Contact was extremely difficult due to the vast distance between us, there were no mobile phones and no permanent address. After a couple of weeks I really missed her company and asked if I could join them, I’d probably not been the best boyfriend leading up to that time and was completely engrossed in my music so I considered myself lucky when the answer eventually came back “Yes”.
I managed to quickly scrape together the cash, and within a week, the tickets were bought, passport renewed and backpack borrowed from my brother.
Hawkwind & The Wrong Backpack
On the flight across, members of legendary space-rock band ‘Hawkwind’ were on the flight, and their groupies were getting drunk. We chatted about how I’d seen their tape reels when working at Rockfield Studios, and I handed them a demo tape of a friend’s band.
We touched down in Toronto and I helped an elderly lady with her luggage off the carousel, spotting my bag I heaved it onto my back and set off. The coach soon departed for the city centre, I was greeted with cross town traffic, bumper to bumper.
The wide busy lanes reached out to the impressive hazy skyscraper horizon. I alighted at the busy downtown district and, racing through busy streets of suited office workers, with my heavy backpack on, beads of sweat dripped from my forehead. Would I make the last train to Montreal to meet my partner? She was keen to move on and I had no ‘plan B’ if we didn’t meet.
I missed the last train.. and the last bus. I resigned myself to catching the midnight coach and left a message with my partner’s youth hostel to inform her of the delay.
At the ticket office, I reached into the backpack to retrieve my wallet, but in its place there was a beige bikini top? It was an identical bag but with a Maple Leaf sewn on to the front – the thing had been on my back since the Airport..
I had collected someone else’s backpack!
Luckily, I had several hours before my new departure time, enough time to travel back to the terminal and swap it for the right one. As I approached lost property, I was unnerved to see Hawkwind waiting there, thankfully not for the bag I had picked up. The band’s guitars had gone missing.
Montreal
I finally caught my midnight bus, and I awoke to a huge and intense sunrise as we cruised into the Montreal suburbs. I flicked through the radio stations on my Walkman for company, and as daylight broke, the neon signs blurred through the misty windows of the coach.
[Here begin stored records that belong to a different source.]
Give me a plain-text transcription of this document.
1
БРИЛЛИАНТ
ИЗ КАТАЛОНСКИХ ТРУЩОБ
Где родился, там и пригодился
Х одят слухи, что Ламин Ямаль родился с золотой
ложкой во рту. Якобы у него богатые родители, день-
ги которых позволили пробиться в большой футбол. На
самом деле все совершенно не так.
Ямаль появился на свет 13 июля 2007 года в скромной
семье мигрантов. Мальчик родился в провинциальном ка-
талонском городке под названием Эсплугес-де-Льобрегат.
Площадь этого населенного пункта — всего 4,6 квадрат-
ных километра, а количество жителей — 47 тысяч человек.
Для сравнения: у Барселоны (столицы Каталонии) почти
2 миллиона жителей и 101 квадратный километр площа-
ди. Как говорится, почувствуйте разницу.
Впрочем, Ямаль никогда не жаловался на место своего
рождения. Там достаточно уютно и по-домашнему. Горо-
I’d finally made it, but my thoughts were now focused on whether my partner would be waiting at the station.
To my great relief, my partner arrived at the bus station with a large smile, it was such a relief to see her standing there. We then began the short walk back to the youth hostel.
The hostel was a basement of a hotel, and as I descended into the darkness of the male dorm, a smell of sweaty feet and ‘other odours’ overwhelmed me. Bodies lay beneath a stillness of bed sheets in the crisp Canadian heat. My first job was to open a tiny window hidden behind security bars; the morning sunlight, and warm summer air, christened the stale fausty room!
The streets were full of French influenced architecture, it really did feel quite European in the suburb we stayed in. The French speaking people were warm and friendly, they seemed interested in the English music scene.
Heatwave
We toured bars and clubs at night, from dingy rock venues to dodgy hip hop joints, where the local rude-boys carried walking sticks and danced around them.
We visited some funky bars, playing cutting edge house music and drum & bass! Montreal is a diverse musical city. Rockefeller Skank by ‘Fatboy Slim’ had just been released and it could be heard everywhere.
We toured the city by day, sampling crepes and sipping coffee at the foot of skyscrapers, we walked parks and viewed the city from up high. But time was passing, and we decided to head back to Toronto.